Thirteen years after the invasion and occupation of Iraq by the US, UK and their allies and clients, the country is no more liberated, democratic, free of corruption, peaceful or united, And certainly worried about its future and the fragmentation that may come as a result of failing governments to safeguard the well-being of Iraqis.
These are stories you hear about daily on television channels and read in newspapers. In all modesty, I am not eloquent enough to add all the details and paint this tragic picture, but I will stick to the development of my area of expertise and readers can judge the rest for themselves.
The oil industry — the pride of the country, its engine of growth and one of the best in the region since the mid-1950s — is now leaving a lot to be desired. The wars and sanctions prior to 2003 did a lot to put the industry back from its peak production of 3.5 million barrels a day (mbd) in 1979.
Yet in spite of the UN restrictions on exports and the deliberate delay in allowing services and materials to the industry, Iraqi production in 2001, just over a year before the occupation, was 2.583-mbd. The removal of all sanctions, availability of funds and the purported support from the occupying powers were not sufficient to reach the 2001 production until 2011.
In 2009, the cream of the Iraqi fields were taken away from the national companies, especially in the south, and awarded to foreign oil companies for development. In that move of three bid rounds, 94 billion barrels of a total of 150 of reserves were turned to the companies leaving the nationals with minor roles or mere observers in some cases.
In 2015, the average Iraq production is no more than 3.47-mbd, or about 1-mbd above that before the bid rounds though the December production was 4.13-mbd. But let us be fair because the bid rounds contributed to an increase of 1.55-mbd, which compensated for the loss of production from the northern fields due to Daesh occupation of some fields and the Peshmerga takeover of others.
The cost to Iraqis is enormous. By the end of 2015 the estimated foreign oil companies’ expenditure was close to $50 billion (Dh184 billion), excluding the cost of expanded pipelines, storage and terminal directly financed by Iraq. This makes the unitary capital and operating cost very high by historical experience, even if a global increase in costs is taken into consideration.
The drastic decline in crude oil prices is making it difficult for the ministry to meet payment to oil companies.

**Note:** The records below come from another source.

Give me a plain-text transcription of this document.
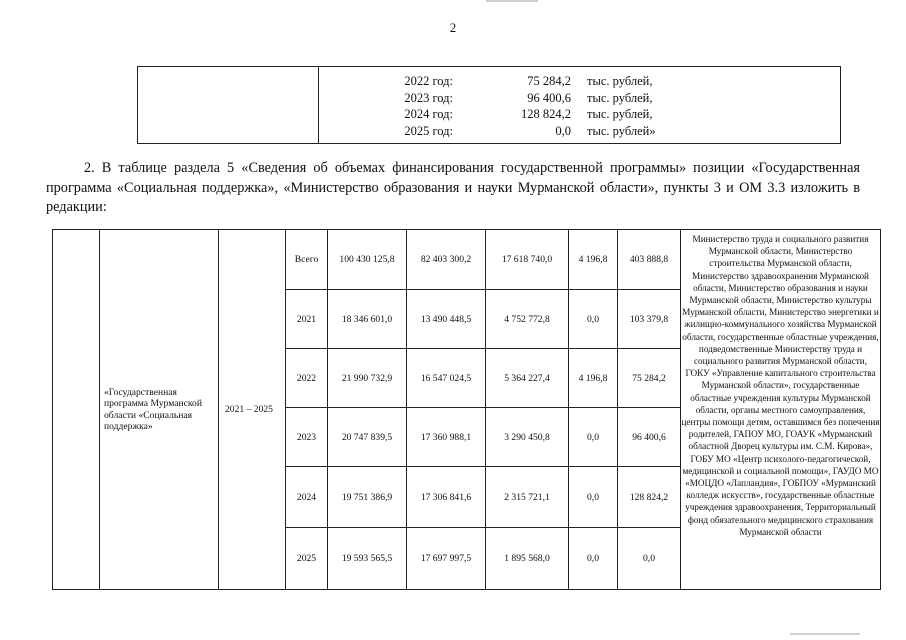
2

2022 год:	75 284,2	тыс. рублей,
2023 год:	96 400,6	тыс. рублей,
2024 год:	128 824,2	тыс. рублей,
2025 год:	0,0	тыс. рублей»
2. В таблице раздела 5 «Сведения об объемах финансирования государственной программы» позиции «Государственная программа «Социальная поддержка», «Министерство образования и науки Мурманской области», пункты 3 и ОМ 3.3 изложить в редакции:
	«Государственная программа Мурманской области «Социальная поддержка»	2021 – 2025	Всего	100 430 125,8	82 403 300,2	17 618 740,0	4 196,8	403 888,8	Министерство труда и социального развития Мурманской области, Министерство строительства Мурманской области, Министерство здравоохранения Мурманской области, Министерство образования и науки Мурманской области, Министерство культуры Мурманской области, Министерство энергетики и жилищно-коммунального хозяйства Мурманской области, государственные областные учреждения, подведомственные Министерству труда и социального развития Мурманской области, ГОКУ «Управление капитального строительства Мурманской области», государственные областные учреждения культуры Мурманской области, органы местного самоуправления, центры помощи детям, оставшимся без попечения родителей, ГАПОУ МО, ГОАУК «Мурманский областной Дворец культуры им. С.М. Кирова», ГОБУ МО «Центр психолого-педагогической, медицинской и социальной помощи», ГАУДО МО «МОЦДО «Лапландия», ГОБПОУ «Мурманский колледж искусств», государственные областные учреждения здравоохранения, Территориальный фонд обязательного медицинского страхования Мурманской области
			2021	18 346 601,0	13 490 448,5	4 752 772,8	0,0	103 379,8	
			2022	21 990 732,9	16 547 024,5	5 364 227,4	4 196,8	75 284,2	
			2023	20 747 839,5	17 360 988,1	3 290 450,8	0,0	96 400,6	
			2024	19 751 386,9	17 306 841,6	2 315 721,1	0,0	128 824,2	
			2025	19 593 565,5	17 697 997,5	1 895 568,0	0,0	0,0	
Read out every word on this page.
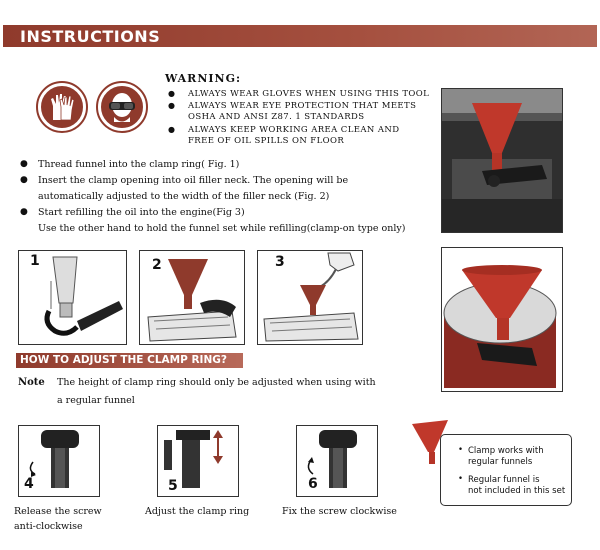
INSTRUCTIONS
WARNING:
● ALWAYS WEAR GLOVES WHEN USING THIS TOOL
● ALWAYS WEAR EYE PROTECTION THAT MEETS
OSHA AND ANSI Z87. 1 STANDARDS
● ALWAYS KEEP WORKING AREA CLEAN AND
FREE OF OIL SPILLS ON FLOOR
● Thread funnel into the clamp ring( Fig. 1)
● Insert the clamp opening into oil filler neck. The opening will be
automatically adjusted to the width of the filler neck (Fig. 2)
● Start refilling the oil into the engine(Fig 3)
Use the other hand to hold the funnel set while refilling(clamp-on type only)
1	2	3
HOW TO ADJUST THE CLAMP RING?
Note The height of clamp ring should only be adjusted when using with
a regular funnel
4	5	6
Release the screw
anti-clockwise
Adjust the clamp ring	Fix the screw clockwise
• Clamp works with
regular funnels
• Regular funnel is
not included in this set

If $50 billion has been spent so far, the question is how much more Iraq needs to reach its reduced target of 9-mbd by 2020. And what happened to the dream of 12-mbd by 2017 and those responsible for its propagation?
On the gas side, Iraq’s production in December 2015 was 2,627 million cubic feet a day (mcfd) but the flared gas is 1,901-mcfd, according to the Ministry’s website. Therefore the utilised gas is 728-mcfd.
In 2004, the corresponding numbers were 1268, 610 and 658-mcfd. Over 11 years the utilised gas has increased by only 70-mcfd while the gas processing capacity in the country is over 2,000-mcfd.
However, especially in the south, the plants are not properly rehabilitated and maintained in spite of the establishment of Basra Gas Company (BGC) with Shell and Mitsubishi in 2010. The increase in gas production as a result of crude oil production was not met by new gas processing facilities by the Ministry or BGC.
The refineries suffered the greatest loss in mid-2014 when Daesh occupied Baiji and the refinery complex, the largest in Iraq with 290,000 barrels a day, became a battle ground with Iraqi forces and led to indiscriminate bombing. Great damage was done in the takeover of the refinery by Iraqi forces in October.
After that, the looting and theft of mobile equipment, engineering materials, spare parts and the dismantling of some equipment is now the talk of many, including responsible local government officials and parliamentarians. My two columns in this newspaper were among the first to raise an alarm.
The rehabilitation of this refinery is now made extremely difficult and more costly if the Ministry is ever serious in rebuilding the plant.
In any case the refineries since 2004 have never operated above 70 per cent of their capacity and, on average, Iraq had to import light products of between 90,000 and 100,000 barrels a day to meet restricted consumption. A new refinery in Karbala is unlikely to be on stream before 2019 if all goes well.
But what does all this matter if everything in Iraq is deteriorating and almost $1,000 billion squandered since 2003 and Iraqis are at each other throat?
The writer is former head of the Energy Studies Department at the Opec Secretariat in Vienna.